Il governo tedesco ha previsto lo stanziamento più consistente della storia della Repubblica federale. Al centro dell’azione: l’economia del Paese. Le imprese hanno rappresentato il perno intorno al quale muovere la strategia di ripresa. Facilitazioni per gli ammortizzatori sociali, tutele ai lavoratori ma anche agli imprenditori attraverso liquidità erogata direttamente dal governo, come nel caso dell’agenzia federale del lavoro, la Bundesagentur für Arbeit, che ha pagato per intero i contributi sociali dovuti dal datore di lavoro che utilizza il Kurzarbeit (normalmente il datore paga l’80% dei contributi).

Inoltre, il governo tedesco ha approvato un ulteriore ambizioso piano di rilancio dell’economia da 130 miliardi. Tra i punti, un piano di sviluppo per la modernizzazione e la digitalizzazione della Germania. Partendo, per esempio, da una base di 5 miliardi per costruire una rete 5G nazionale.

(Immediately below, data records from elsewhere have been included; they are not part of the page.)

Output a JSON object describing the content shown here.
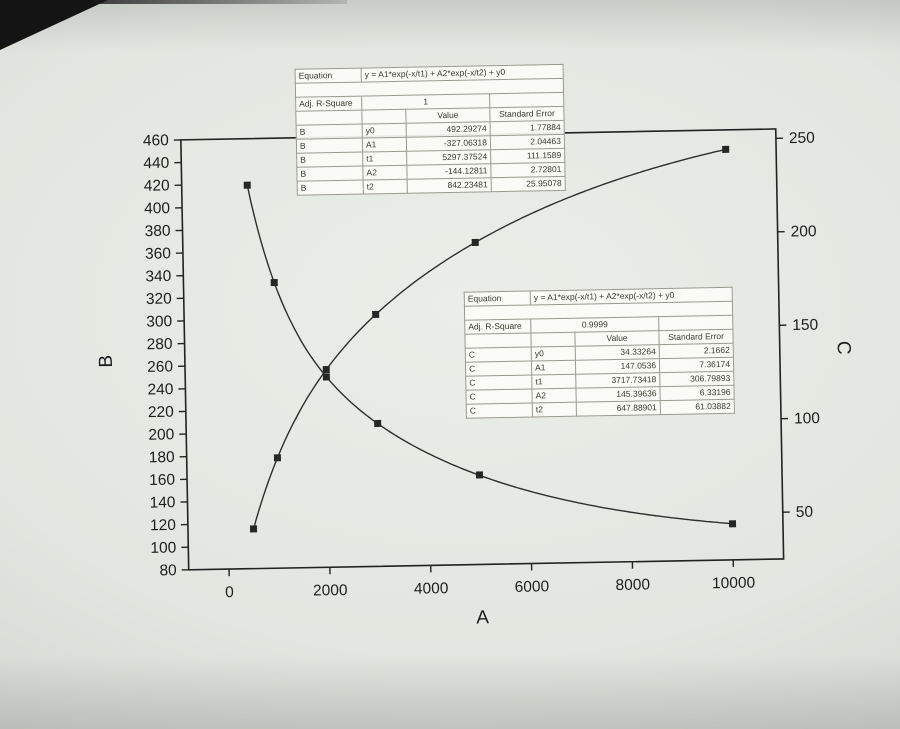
{
  "chart_data": {
    "type": "line",
    "title": "",
    "xlabel": "A",
    "ylabel_left": "B",
    "ylabel_right": "C",
    "xlim": [
      -800,
      11000
    ],
    "xticks": [
      0,
      2000,
      4000,
      6000,
      8000,
      10000
    ],
    "ylim_left": [
      80,
      460
    ],
    "yticks_left": [
      80,
      100,
      120,
      140,
      160,
      180,
      200,
      220,
      240,
      260,
      280,
      300,
      320,
      340,
      360,
      380,
      400,
      420,
      440,
      460
    ],
    "ylim_right": [
      25,
      255
    ],
    "yticks_right": [
      50,
      100,
      150,
      200,
      250
    ],
    "grid": false,
    "legend": "none",
    "series": [
      {
        "name": "B",
        "axis": "left",
        "marker": "square",
        "color": "#2e2e2e",
        "marker_color": "#262626",
        "points": [
          [
            500,
            115.1
          ],
          [
            1000,
            177.5
          ],
          [
            2000,
            254.7
          ],
          [
            3000,
            302.6
          ],
          [
            5000,
            364.6
          ],
          [
            10000,
            442.8
          ]
        ],
        "fit": {
          "y0": 492.29274,
          "A1": -327.06318,
          "t1": 5297.37524,
          "A2": -144.12811,
          "t2": 842.23481
        }
      },
      {
        "name": "C",
        "axis": "right",
        "marker": "square",
        "color": "#2e2e2e",
        "marker_color": "#262626",
        "points": [
          [
            500,
            230.1
          ],
          [
            1000,
            177.8
          ],
          [
            2000,
            126.8
          ],
          [
            3000,
            101.4
          ],
          [
            5000,
            72.9
          ],
          [
            10000,
            44.3
          ]
        ],
        "fit": {
          "y0": 34.33264,
          "A1": 147.0536,
          "t1": 3717.73418,
          "A2": 145.39636,
          "t2": 647.88901
        }
      }
    ]
  },
  "fit_tables": [
    {
      "equation_label": "Equation",
      "equation": "y = A1*exp(-x/t1) + A2*exp(-x/t2) + y0",
      "rsq_label": "Adj. R-Square",
      "rsq": "1",
      "col_headers": [
        "Value",
        "Standard Error"
      ],
      "rows": [
        [
          "B",
          "y0",
          "492.29274",
          "1.77884"
        ],
        [
          "B",
          "A1",
          "-327.06318",
          "2.04463"
        ],
        [
          "B",
          "t1",
          "5297.37524",
          "111.1589"
        ],
        [
          "B",
          "A2",
          "-144.12811",
          "2.72801"
        ],
        [
          "B",
          "t2",
          "842.23481",
          "25.95078"
        ]
      ]
    },
    {
      "equation_label": "Equation",
      "equation": "y = A1*exp(-x/t1) + A2*exp(-x/t2) + y0",
      "rsq_label": "Adj. R-Square",
      "rsq": "0.9999",
      "col_headers": [
        "Value",
        "Standard Error"
      ],
      "rows": [
        [
          "C",
          "y0",
          "34.33264",
          "2.1662"
        ],
        [
          "C",
          "A1",
          "147.0536",
          "7.36174"
        ],
        [
          "C",
          "t1",
          "3717.73418",
          "306.79893"
        ],
        [
          "C",
          "A2",
          "145.39636",
          "6.33196"
        ],
        [
          "C",
          "t2",
          "647.88901",
          "61.03882"
        ]
      ]
    }
  ]
}
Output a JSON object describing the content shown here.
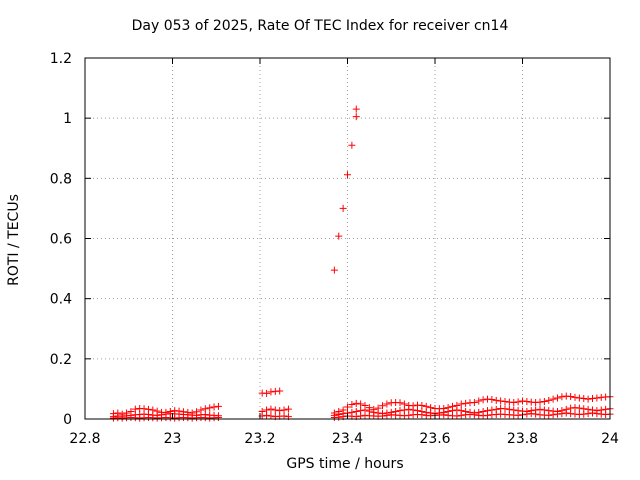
{
  "chart_data": {
    "type": "scatter",
    "title": "Day 053 of 2025, Rate Of TEC Index for receiver cn14",
    "xlabel": "GPS time / hours",
    "ylabel": "ROTI / TECUs",
    "xlim": [
      22.8,
      24
    ],
    "ylim": [
      0,
      1.2
    ],
    "xticks": [
      22.8,
      23,
      23.2,
      23.4,
      23.6,
      23.8,
      24
    ],
    "xtick_labels": [
      "22.8",
      "23",
      "23.2",
      "23.4",
      "23.6",
      "23.8",
      "24"
    ],
    "yticks": [
      0,
      0.2,
      0.4,
      0.6,
      0.8,
      1,
      1.2
    ],
    "ytick_labels": [
      "0",
      "0.2",
      "0.4",
      "0.6",
      "0.8",
      "1",
      "1.2"
    ],
    "grid": true,
    "marker": "+",
    "color": "#ff0000",
    "series": [
      {
        "x": [
          22.865,
          22.875,
          22.885,
          22.895,
          22.905,
          22.915,
          22.925,
          22.935,
          22.945,
          22.955,
          22.965,
          22.975,
          22.985,
          22.995,
          23.005,
          23.015,
          23.025,
          23.035,
          23.045,
          23.055,
          23.065,
          23.075,
          23.085,
          23.095,
          23.105
        ],
        "y": [
          0.018,
          0.02,
          0.016,
          0.02,
          0.025,
          0.033,
          0.035,
          0.034,
          0.032,
          0.03,
          0.026,
          0.022,
          0.022,
          0.025,
          0.028,
          0.026,
          0.024,
          0.022,
          0.02,
          0.024,
          0.03,
          0.034,
          0.037,
          0.04,
          0.042
        ]
      },
      {
        "x": [
          22.865,
          22.875,
          22.885,
          22.895,
          22.905,
          22.915,
          22.925,
          22.935,
          22.945,
          22.955,
          22.965,
          22.975,
          22.985,
          22.995,
          23.005,
          23.015,
          23.025,
          23.035,
          23.045,
          23.055,
          23.065,
          23.075,
          23.085,
          23.095,
          23.105
        ],
        "y": [
          0.008,
          0.01,
          0.009,
          0.011,
          0.012,
          0.014,
          0.015,
          0.016,
          0.015,
          0.013,
          0.012,
          0.014,
          0.016,
          0.018,
          0.017,
          0.016,
          0.015,
          0.014,
          0.013,
          0.012,
          0.014,
          0.015,
          0.013,
          0.012,
          0.011
        ]
      },
      {
        "x": [
          22.865,
          22.875,
          22.885,
          22.895,
          22.905,
          22.915,
          22.925,
          22.935,
          22.945,
          22.955,
          22.965,
          22.975,
          22.985,
          22.995,
          23.005,
          23.015,
          23.025,
          23.035,
          23.045,
          23.055,
          23.065,
          23.075,
          23.085,
          23.095,
          23.105
        ],
        "y": [
          0.003,
          0.004,
          0.003,
          0.004,
          0.005,
          0.004,
          0.003,
          0.004,
          0.005,
          0.004,
          0.003,
          0.004,
          0.005,
          0.004,
          0.003,
          0.004,
          0.005,
          0.004,
          0.003,
          0.004,
          0.005,
          0.004,
          0.003,
          0.004,
          0.005
        ]
      },
      {
        "x": [
          23.205,
          23.215,
          23.225,
          23.235,
          23.245
        ],
        "y": [
          0.086,
          0.085,
          0.09,
          0.092,
          0.093
        ]
      },
      {
        "x": [
          23.205,
          23.215,
          23.225,
          23.235,
          23.245,
          23.255,
          23.265
        ],
        "y": [
          0.025,
          0.03,
          0.033,
          0.03,
          0.028,
          0.03,
          0.033
        ]
      },
      {
        "x": [
          23.205,
          23.215,
          23.225,
          23.235,
          23.245,
          23.255,
          23.265
        ],
        "y": [
          0.01,
          0.012,
          0.01,
          0.008,
          0.009,
          0.01,
          0.008
        ]
      },
      {
        "x": [
          23.37,
          23.38,
          23.39,
          23.4,
          23.41,
          23.42
        ],
        "y": [
          0.495,
          0.608,
          0.7,
          0.812,
          0.91,
          1.005
        ]
      },
      {
        "x": [
          23.42
        ],
        "y": [
          1.03
        ]
      },
      {
        "x": [
          23.37,
          23.38,
          23.39,
          23.4,
          23.41,
          23.42,
          23.43,
          23.44,
          23.45,
          23.46,
          23.47,
          23.48,
          23.49,
          23.5,
          23.51,
          23.52,
          23.53,
          23.54,
          23.55,
          23.56,
          23.57,
          23.58,
          23.59,
          23.6,
          23.61,
          23.62,
          23.63,
          23.64,
          23.65,
          23.66,
          23.67,
          23.68,
          23.69,
          23.7,
          23.71,
          23.72,
          23.73,
          23.74,
          23.75,
          23.76,
          23.77,
          23.78,
          23.79,
          23.8,
          23.81,
          23.82,
          23.83,
          23.84,
          23.85,
          23.86,
          23.87,
          23.88,
          23.89,
          23.9,
          23.91,
          23.92,
          23.93,
          23.94,
          23.95,
          23.96,
          23.97,
          23.98,
          23.99,
          24.0
        ],
        "y": [
          0.02,
          0.025,
          0.03,
          0.04,
          0.048,
          0.052,
          0.05,
          0.045,
          0.038,
          0.032,
          0.036,
          0.044,
          0.05,
          0.054,
          0.055,
          0.054,
          0.05,
          0.045,
          0.044,
          0.046,
          0.045,
          0.042,
          0.038,
          0.035,
          0.034,
          0.035,
          0.038,
          0.042,
          0.045,
          0.05,
          0.052,
          0.054,
          0.055,
          0.06,
          0.064,
          0.066,
          0.065,
          0.062,
          0.06,
          0.058,
          0.056,
          0.055,
          0.057,
          0.06,
          0.058,
          0.056,
          0.055,
          0.056,
          0.058,
          0.062,
          0.066,
          0.07,
          0.074,
          0.076,
          0.075,
          0.072,
          0.07,
          0.068,
          0.066,
          0.068,
          0.07,
          0.072,
          0.073,
          0.074
        ]
      },
      {
        "x": [
          23.37,
          23.38,
          23.39,
          23.4,
          23.41,
          23.42,
          23.43,
          23.44,
          23.45,
          23.46,
          23.47,
          23.48,
          23.49,
          23.5,
          23.51,
          23.52,
          23.53,
          23.54,
          23.55,
          23.56,
          23.57,
          23.58,
          23.59,
          23.6,
          23.61,
          23.62,
          23.63,
          23.64,
          23.65,
          23.66,
          23.67,
          23.68,
          23.69,
          23.7,
          23.71,
          23.72,
          23.73,
          23.74,
          23.75,
          23.76,
          23.77,
          23.78,
          23.79,
          23.8,
          23.81,
          23.82,
          23.83,
          23.84,
          23.85,
          23.86,
          23.87,
          23.88,
          23.89,
          23.9,
          23.91,
          23.92,
          23.93,
          23.94,
          23.95,
          23.96,
          23.97,
          23.98,
          23.99,
          24.0
        ],
        "y": [
          0.012,
          0.015,
          0.018,
          0.02,
          0.022,
          0.025,
          0.028,
          0.03,
          0.026,
          0.022,
          0.02,
          0.018,
          0.02,
          0.022,
          0.025,
          0.028,
          0.03,
          0.032,
          0.03,
          0.028,
          0.025,
          0.022,
          0.02,
          0.018,
          0.02,
          0.022,
          0.025,
          0.028,
          0.03,
          0.028,
          0.025,
          0.022,
          0.02,
          0.022,
          0.025,
          0.028,
          0.03,
          0.032,
          0.035,
          0.034,
          0.032,
          0.03,
          0.028,
          0.026,
          0.025,
          0.028,
          0.03,
          0.032,
          0.03,
          0.028,
          0.026,
          0.025,
          0.028,
          0.032,
          0.036,
          0.038,
          0.036,
          0.034,
          0.032,
          0.03,
          0.028,
          0.03,
          0.032,
          0.034
        ]
      },
      {
        "x": [
          23.37,
          23.38,
          23.39,
          23.4,
          23.41,
          23.42,
          23.43,
          23.44,
          23.45,
          23.46,
          23.47,
          23.48,
          23.49,
          23.5,
          23.51,
          23.52,
          23.53,
          23.54,
          23.55,
          23.56,
          23.57,
          23.58,
          23.59,
          23.6,
          23.61,
          23.62,
          23.63,
          23.64,
          23.65,
          23.66,
          23.67,
          23.68,
          23.69,
          23.7,
          23.71,
          23.72,
          23.73,
          23.74,
          23.75,
          23.76,
          23.77,
          23.78,
          23.79,
          23.8,
          23.81,
          23.82,
          23.83,
          23.84,
          23.85,
          23.86,
          23.87,
          23.88,
          23.89,
          23.9,
          23.91,
          23.92,
          23.93,
          23.94,
          23.95,
          23.96,
          23.97,
          23.98,
          23.99,
          24.0
        ],
        "y": [
          0.005,
          0.006,
          0.008,
          0.01,
          0.009,
          0.008,
          0.01,
          0.012,
          0.011,
          0.01,
          0.009,
          0.01,
          0.012,
          0.014,
          0.013,
          0.012,
          0.011,
          0.012,
          0.014,
          0.015,
          0.014,
          0.012,
          0.011,
          0.012,
          0.013,
          0.014,
          0.012,
          0.011,
          0.01,
          0.012,
          0.014,
          0.015,
          0.014,
          0.012,
          0.011,
          0.012,
          0.014,
          0.015,
          0.016,
          0.015,
          0.014,
          0.013,
          0.012,
          0.014,
          0.016,
          0.018,
          0.016,
          0.014,
          0.013,
          0.012,
          0.014,
          0.016,
          0.018,
          0.02,
          0.018,
          0.016,
          0.015,
          0.016,
          0.018,
          0.02,
          0.018,
          0.016,
          0.015,
          0.016
        ]
      }
    ]
  }
}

La risposta degli Stati Uniti

“Families First Coronavirus Response Act” e Cares (Coronavirus Aid, Relief, and Economic Security Act): le risposte da parte degli Usa al Coronavirus prendono questi nomi. Il primo strumento prevede lo stanziamento di circa 108 miliardi di dollari, in particolare per l’ampliamento del congedo per malattia (propria o dei familiari) ed è rivolto sia ai dipendenti delle imprese con meno di 500 dipendenti, sia per congedi per assistere familiari malati che può durare fino a 12 settimane. Il secondo provvedimento si concentra, tra le varie proposte, su rimborsi fiscali a favore di persone fisiche e sulla creazione di un pacchetto molto ampio, di circa 150 miliardi, di aiuti agli stati federali. Giusto per citarne un paio, data la complessità e strutturazione del Cares.

Le conclusioni del Csc

Quello svolto dagli economisti di Confindustria è, dunque, un confronto fatto sulle diverse strategie di attacco delle cancellerie che mette in luce quanto sarebbe stato utile, funzionale e importante adottare un’unica azione consistente, portata avanti a livello europeo e internazionale. “La mancata coesione in tal senso – è la chiosa del Centro Studi – non ha fatto altro che rimarcare lo squilibrio tra i Paesi colpiti dall’emergenza. Aumentando quindi, anche i tempi di rinascita sociale ed economica di un sistema mondiale colpito nel profondo”.